SwitchesRead the Label
Switches are often labeled as being 10/100 switches. This label normally means that the ports on the switch are capable of operating at 10Mbps or 100Mbps. Don't take it for granted, though. Some older switches have 10Mbps ports for connecting systems and 100Mbps ports for uplinking. Because there are no guidelines for labeling devices, some of those older switches are referred to as 10/100 switches. Always check the specifications before buying a switch.
Hub and Switch Indicator Lights
Both hubs and switches use light-emitting diodes (LEDs) to indicate certain connection conditions. At the very least, a link light on the hub will indicate the existence of a live connection. On higher-end devices, additional lights might indicate activity, the speed of the connection, whether the connection is at half- or full-duplex, and sometimes errors or collisions. The LEDs provide an immediate visual indicator about the status of the device, so familiarizing yourself with their function is a worthwhile exercise. There is a further discussion of hub and switch LEDs in Chapter 14, "Troubleshooting Tools and Utilities."
Rack Mount, Stackable, and Freestanding Devices
Some hubs and switches, as well as many other networking devices, are designed to be placed in a rack, whereas others are labeled as stackable or freestanding. Rack-mount devices are designed for placement into equipment racks, which are a common sight in computer rooms. The racks are approximately 19 inches wide; devices that are designed to be rack-mounted are slightly smaller than freestanding devices, so they can fit in the racks. Small metal brackets are screwed to the sides of the devices to allow them to be fitted into the racks.

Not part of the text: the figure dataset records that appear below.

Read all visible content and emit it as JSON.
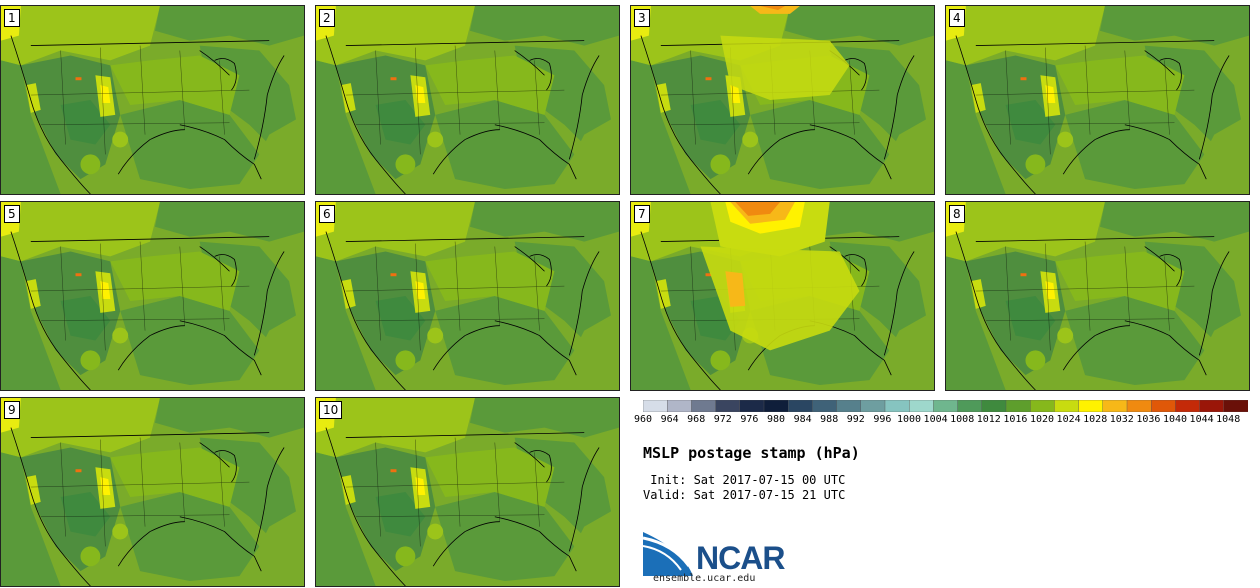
{
  "panels": [
    {
      "label": "1",
      "variant": "normal"
    },
    {
      "label": "2",
      "variant": "normal"
    },
    {
      "label": "3",
      "variant": "warm"
    },
    {
      "label": "4",
      "variant": "normal"
    },
    {
      "label": "5",
      "variant": "normal"
    },
    {
      "label": "6",
      "variant": "normal"
    },
    {
      "label": "7",
      "variant": "hot"
    },
    {
      "label": "8",
      "variant": "normal"
    },
    {
      "label": "9",
      "variant": "normal"
    },
    {
      "label": "10",
      "variant": "normal"
    }
  ],
  "colorbar": {
    "ticks": [
      "960",
      "964",
      "968",
      "972",
      "976",
      "980",
      "984",
      "988",
      "992",
      "996",
      "1000",
      "1004",
      "1008",
      "1012",
      "1016",
      "1020",
      "1024",
      "1028",
      "1032",
      "1036",
      "1040",
      "1044",
      "1048"
    ],
    "colors": [
      "#d6dde8",
      "#b0b6c8",
      "#6f7a90",
      "#3a4560",
      "#1c2a48",
      "#0f1e3a",
      "#2a4662",
      "#3f6278",
      "#56808c",
      "#6e9ea0",
      "#86c4c0",
      "#9ed8cc",
      "#6fb68e",
      "#4f9a5a",
      "#3f8a3e",
      "#5e9e2c",
      "#86b81c",
      "#c8dc10",
      "#fff200",
      "#f7b818",
      "#f08a10",
      "#e05808",
      "#c42a08",
      "#9a1608",
      "#6a1008"
    ]
  },
  "title": "MSLP postage stamp (hPa)",
  "init_line": " Init: Sat 2017-07-15 00 UTC",
  "valid_line": "Valid: Sat 2017-07-15 21 UTC",
  "logo": {
    "text": "NCAR",
    "site": "ensemble.ucar.edu"
  }
}
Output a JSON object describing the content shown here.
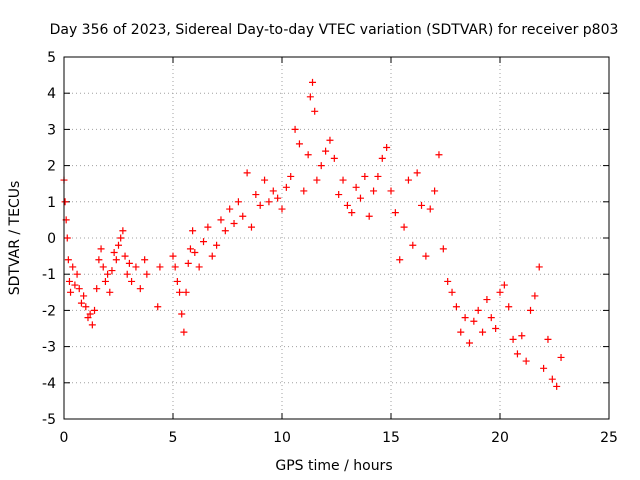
{
  "chart_data": {
    "type": "scatter",
    "title": "Day 356 of 2023, Sidereal Day-to-day VTEC variation (SDTVAR) for receiver p803",
    "xlabel": "GPS time / hours",
    "ylabel": "SDTVAR / TECUs",
    "xlim": [
      0,
      25
    ],
    "ylim": [
      -5,
      5
    ],
    "xticks": [
      0,
      5,
      10,
      15,
      20,
      25
    ],
    "yticks": [
      -5,
      -4,
      -3,
      -2,
      -1,
      0,
      1,
      2,
      3,
      4,
      5
    ],
    "grid": true,
    "marker": "+",
    "color": "#ff0000",
    "series": [
      {
        "name": "SDTVAR",
        "x": [
          0.0,
          0.05,
          0.1,
          0.15,
          0.2,
          0.25,
          0.3,
          0.4,
          0.5,
          0.6,
          0.7,
          0.8,
          0.9,
          1.0,
          1.1,
          1.2,
          1.3,
          1.4,
          1.5,
          1.6,
          1.7,
          1.8,
          1.9,
          2.0,
          2.1,
          2.2,
          2.3,
          2.4,
          2.5,
          2.6,
          2.7,
          2.8,
          2.9,
          3.0,
          3.1,
          3.3,
          3.5,
          3.7,
          3.8,
          4.3,
          4.4,
          5.0,
          5.1,
          5.2,
          5.3,
          5.4,
          5.5,
          5.6,
          5.7,
          5.8,
          5.9,
          6.0,
          6.2,
          6.4,
          6.6,
          6.8,
          7.0,
          7.2,
          7.4,
          7.6,
          7.8,
          8.0,
          8.2,
          8.4,
          8.6,
          8.8,
          9.0,
          9.2,
          9.4,
          9.6,
          9.8,
          10.0,
          10.2,
          10.4,
          10.6,
          10.8,
          11.0,
          11.2,
          11.3,
          11.4,
          11.5,
          11.6,
          11.8,
          12.0,
          12.2,
          12.4,
          12.6,
          12.8,
          13.0,
          13.2,
          13.4,
          13.6,
          13.8,
          14.0,
          14.2,
          14.4,
          14.6,
          14.8,
          15.0,
          15.2,
          15.4,
          15.6,
          15.8,
          16.0,
          16.2,
          16.4,
          16.6,
          16.8,
          17.0,
          17.2,
          17.4,
          17.6,
          17.8,
          18.0,
          18.2,
          18.4,
          18.6,
          18.8,
          19.0,
          19.2,
          19.4,
          19.6,
          19.8,
          20.0,
          20.2,
          20.4,
          20.6,
          20.8,
          21.0,
          21.2,
          21.4,
          21.6,
          21.8,
          22.0,
          22.2,
          22.4,
          22.6,
          22.8
        ],
        "y": [
          1.6,
          1.0,
          0.5,
          0.0,
          -0.6,
          -1.2,
          -1.5,
          -0.8,
          -1.3,
          -1.0,
          -1.4,
          -1.8,
          -1.6,
          -1.9,
          -2.2,
          -2.1,
          -2.4,
          -2.0,
          -1.4,
          -0.6,
          -0.3,
          -0.8,
          -1.2,
          -1.0,
          -1.5,
          -0.9,
          -0.4,
          -0.6,
          -0.2,
          0.0,
          0.2,
          -0.5,
          -1.0,
          -0.7,
          -1.2,
          -0.8,
          -1.4,
          -0.6,
          -1.0,
          -1.9,
          -0.8,
          -0.5,
          -0.8,
          -1.2,
          -1.5,
          -2.1,
          -2.6,
          -1.5,
          -0.7,
          -0.3,
          0.2,
          -0.4,
          -0.8,
          -0.1,
          0.3,
          -0.5,
          -0.2,
          0.5,
          0.2,
          0.8,
          0.4,
          1.0,
          0.6,
          1.8,
          0.3,
          1.2,
          0.9,
          1.6,
          1.0,
          1.3,
          1.1,
          0.8,
          1.4,
          1.7,
          3.0,
          2.6,
          1.3,
          2.3,
          3.9,
          4.3,
          3.5,
          1.6,
          2.0,
          2.4,
          2.7,
          2.2,
          1.2,
          1.6,
          0.9,
          0.7,
          1.4,
          1.1,
          1.7,
          0.6,
          1.3,
          1.7,
          2.2,
          2.5,
          1.3,
          0.7,
          -0.6,
          0.3,
          1.6,
          -0.2,
          1.8,
          0.9,
          -0.5,
          0.8,
          1.3,
          2.3,
          -0.3,
          -1.2,
          -1.5,
          -1.9,
          -2.6,
          -2.2,
          -2.9,
          -2.3,
          -2.0,
          -2.6,
          -1.7,
          -2.2,
          -2.5,
          -1.5,
          -1.3,
          -1.9,
          -2.8,
          -3.2,
          -2.7,
          -3.4,
          -2.0,
          -1.6,
          -0.8,
          -3.6,
          -2.8,
          -3.9,
          -4.1,
          -3.3
        ]
      }
    ]
  }
}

If you don't have racks, you need to use stackable or freestanding devices. These devices can literally be placed on top of one another. Many network equipment manufacturers realize that not everyone has racks, and so they make their equipment usable in either a rack or a freestanding configuration.
Managed Hubs and Switches
Both hubs and switches come in managed and unmanaged versions. A managed device has an interface through which it can be configured to perform certain special functions. For example, it may allow for port mirroring, which can be useful for network monitoring, or allow ports to be specified to operate at a certain speed. Because of the extra functionality of a managed device, and because of the additional components required to achieve it, managed devices are considerably more expensive than unmanaged devices. When you're specifying switches or hubs, consider the need for manageability carefully. If a switch will be used to connect servers to the network, a managed device might make the most sensethe extra functionality might come in handy. On parts of the network that accommodate client computers, nonmanaged devices generally suffice.
Excluding the small workgroup hubs, hubs and switches normally have 8, 16, 24, or 32 ports each, although variations are available. To help you compare prices between devices, manufacturers often quote a price per port. In some cases, a higher-density device with more ports may cost significantly less than a device with fewer ports. Typically, the more ports on a device, the lower the price per port.
At the time of this writing, switches are still quite a bit more expensive than hubs with equivalent capacity, but the gap is narrowing quickly. Some manufacturers have stopped producing hubs and instead are putting all their efforts into developing switches. This would seem to be a sound strategy. In all but the smallest networks or companies with the most restrictive budgets, hubs are rapidly being replaced by switches. In new implementations, hubs are very unlikely to be specified and installed.